The Australian Competition and Consumer Commission (ACCC) has commenced legal proceedings against Mastercard Australia and Asia Pacific over alleged anti-competitive conduct.
The ACCC goes into detail in which they believe the card network stifled competition in the supply of debit cards acceptance services.
The alleged actions of Mastercard stem from late 2017 in response to the Reserve Bank of Australia’s least cost routing initiative. This entailed that Mastercard looked to increase competition in the supply of debit card acceptance services, reducing payments of costs for businesses by allowing them to choose the lowest cost network to process the transaction.
The ACCC alleges that Mastercard attempted to circumvent the decree by offering cheaper interchange fee rates.

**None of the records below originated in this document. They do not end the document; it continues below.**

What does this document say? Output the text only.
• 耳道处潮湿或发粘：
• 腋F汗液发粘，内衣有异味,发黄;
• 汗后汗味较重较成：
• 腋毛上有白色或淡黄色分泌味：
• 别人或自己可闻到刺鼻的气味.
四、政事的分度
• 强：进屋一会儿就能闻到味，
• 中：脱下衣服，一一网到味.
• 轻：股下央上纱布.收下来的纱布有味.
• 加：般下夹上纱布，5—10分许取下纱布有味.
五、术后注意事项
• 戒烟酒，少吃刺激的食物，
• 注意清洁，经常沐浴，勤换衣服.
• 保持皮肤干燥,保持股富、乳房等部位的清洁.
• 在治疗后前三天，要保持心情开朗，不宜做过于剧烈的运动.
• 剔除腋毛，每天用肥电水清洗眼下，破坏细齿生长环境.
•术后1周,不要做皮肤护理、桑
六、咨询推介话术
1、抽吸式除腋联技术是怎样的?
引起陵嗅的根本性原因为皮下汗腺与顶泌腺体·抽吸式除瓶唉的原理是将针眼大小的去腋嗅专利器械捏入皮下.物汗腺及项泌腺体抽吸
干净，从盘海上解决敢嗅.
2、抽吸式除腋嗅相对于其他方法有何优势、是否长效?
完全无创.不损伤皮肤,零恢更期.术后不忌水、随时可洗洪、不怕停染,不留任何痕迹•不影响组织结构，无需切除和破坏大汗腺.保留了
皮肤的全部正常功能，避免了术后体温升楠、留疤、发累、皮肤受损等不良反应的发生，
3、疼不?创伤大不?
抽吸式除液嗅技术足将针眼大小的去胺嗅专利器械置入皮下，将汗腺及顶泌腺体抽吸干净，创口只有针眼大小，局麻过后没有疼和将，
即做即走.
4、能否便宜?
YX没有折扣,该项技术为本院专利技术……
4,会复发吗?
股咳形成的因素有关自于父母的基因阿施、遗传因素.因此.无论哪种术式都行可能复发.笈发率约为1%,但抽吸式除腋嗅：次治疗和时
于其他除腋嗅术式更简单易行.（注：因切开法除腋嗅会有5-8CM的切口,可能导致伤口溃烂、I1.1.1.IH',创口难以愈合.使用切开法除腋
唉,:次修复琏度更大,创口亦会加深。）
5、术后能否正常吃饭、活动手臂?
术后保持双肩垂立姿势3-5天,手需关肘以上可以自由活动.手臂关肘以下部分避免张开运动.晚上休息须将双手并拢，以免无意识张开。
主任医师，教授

This was allegedly passed to more than 20 retail businesses, which includes supermarkets, fast food restaurants and clothing stores.
“We allege that Mastercard had substantial power in the market for the supply of credit card acceptance services, and that a substantial purpose of Mastercard’s conduct was to hinder the competitive process by deterring businesses from using eftpos for processing debit transactions,” stated Gina Cass-Gottlieb, Chair at ACCC.
Through the agreements between Mastercard and the retail businesses, the firms agreed that they would not process debit card volumes through the eftpos network despite it being one of the lowest cost providers.
Cass-Gottlieb added: “We are concerned that Mastercard’s alleged conduct meant that businesses did not receive the full benefit of the increased competition that was intended to flow from the least cost routing initiative.”
The ACCC is now seeking declarations, penalties, costs, and other orders against Mastercard.
In March 2021, the ACCC accepted a court-enforceable undertaking from Visa in relation to concerns that the card scheme may also have limited competition in relation to debit card acceptance through its dealings with large merchants.